The slaves had been brought forward to set up the Commander's pavilion.

They were mostly hill dwarves, with a few other creatures among them – a few miserable Aghar, an elf shackled and mutilated almost beyond recognition, a few humans. Kolanda Darkmoor watched the work, wrinkling her nose. So pitifully few, they were. But there would be more. One day she would have all the slaves she wanted, to use as she wished. It was a thing she had learned from Caliban, or maybe had always known. People are of value only if they are owned.

She glanced at the slaves again. Among them, the lone elf was clinging to the rails of a forage cart, staring at her. Both legs made useless by cut tendons, still he clung to stay upright and looked at her with eyes that held no expression at all. Drivers goaded him, marked him with whips, and he ignored them. I should kill him, she thought. But this was the one who had ambushed her scouting party – had cost her half her escort – and she wanted him to live and suffer for that. Among the wounds the elf carried were recent ones. His face had been battered, and one of his ears was gone. Bitten off, by the look of it. Kolanda looked around for Thog, one of her hobgoblins, and summoned him. "The elf has been beaten again."

She pointed at the slave accusingly. "I want him alive."

"Tried to 'scape," Thog growled. "Han's an' knees, an' he brained one of th' drivers wi' a rock."

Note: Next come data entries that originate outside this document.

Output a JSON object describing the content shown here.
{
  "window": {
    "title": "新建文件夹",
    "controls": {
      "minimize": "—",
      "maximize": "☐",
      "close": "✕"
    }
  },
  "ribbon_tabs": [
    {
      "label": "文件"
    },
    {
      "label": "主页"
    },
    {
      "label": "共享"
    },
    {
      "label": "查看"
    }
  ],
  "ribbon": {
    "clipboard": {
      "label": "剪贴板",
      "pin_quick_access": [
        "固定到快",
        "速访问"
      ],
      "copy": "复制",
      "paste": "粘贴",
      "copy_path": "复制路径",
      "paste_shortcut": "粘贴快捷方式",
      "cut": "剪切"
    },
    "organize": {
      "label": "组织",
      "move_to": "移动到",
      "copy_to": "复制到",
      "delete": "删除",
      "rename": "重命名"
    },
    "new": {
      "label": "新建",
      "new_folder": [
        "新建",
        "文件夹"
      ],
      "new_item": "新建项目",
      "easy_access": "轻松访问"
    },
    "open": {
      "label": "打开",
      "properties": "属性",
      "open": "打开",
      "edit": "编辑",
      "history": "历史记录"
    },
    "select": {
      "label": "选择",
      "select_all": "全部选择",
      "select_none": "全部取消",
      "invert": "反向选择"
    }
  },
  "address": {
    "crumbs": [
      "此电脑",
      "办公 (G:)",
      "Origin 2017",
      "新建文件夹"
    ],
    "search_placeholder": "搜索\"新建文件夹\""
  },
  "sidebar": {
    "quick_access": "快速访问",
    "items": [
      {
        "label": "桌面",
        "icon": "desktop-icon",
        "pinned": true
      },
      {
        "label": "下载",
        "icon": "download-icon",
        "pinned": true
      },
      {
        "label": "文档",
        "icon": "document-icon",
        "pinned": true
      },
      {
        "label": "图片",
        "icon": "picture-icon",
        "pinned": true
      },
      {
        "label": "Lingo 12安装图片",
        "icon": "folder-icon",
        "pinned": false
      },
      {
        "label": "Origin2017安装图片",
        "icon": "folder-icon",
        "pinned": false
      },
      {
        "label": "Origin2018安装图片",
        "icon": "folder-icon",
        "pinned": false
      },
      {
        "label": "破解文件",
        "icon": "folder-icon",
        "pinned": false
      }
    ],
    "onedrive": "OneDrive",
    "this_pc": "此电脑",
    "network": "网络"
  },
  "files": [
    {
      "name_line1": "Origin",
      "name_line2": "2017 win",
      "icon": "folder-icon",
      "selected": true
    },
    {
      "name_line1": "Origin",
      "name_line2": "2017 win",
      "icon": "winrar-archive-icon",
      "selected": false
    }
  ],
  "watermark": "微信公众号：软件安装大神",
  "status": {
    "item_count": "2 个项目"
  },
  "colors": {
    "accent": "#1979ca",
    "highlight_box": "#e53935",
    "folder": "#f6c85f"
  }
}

"All right," she said. "Just see that he isn't killed. I'm not ready to release him yet." When the hobgoblin was gone, Kolanda once again drew the withered wizard-heart from her breast and said, "Caliban."

Instantly he was awake.

"You can tell me where that wizard is now," she ordered. "But after that we do things my way. And no more ritual grovel, do you understand? Don't forget, I'm all that keeps you alive."

"She is arrogant," the thing whispered. "But for now, I agree. For now."

She held the old heart against her forehead and looked into the distance.

Later, when the slaves had erected her pavilion, Kolanda Darkmoor called for Thog again. "Have them take it down and pack it away," she said. "And get your troops together. We're moving out."

Chapter 29

The stone bridge across the gorge, at its narrowest point near the foot of Sky's End, was old. Not truly ancient, in the sense that Gargath's monolith and such constructs as Pax Tharkas and the ruins of Zhaman were ancient, but it was old. Obviously, it had been built since the Cataclysm, because prior to that there was no gorge between the mountain peaks and the Plains of Dergoth.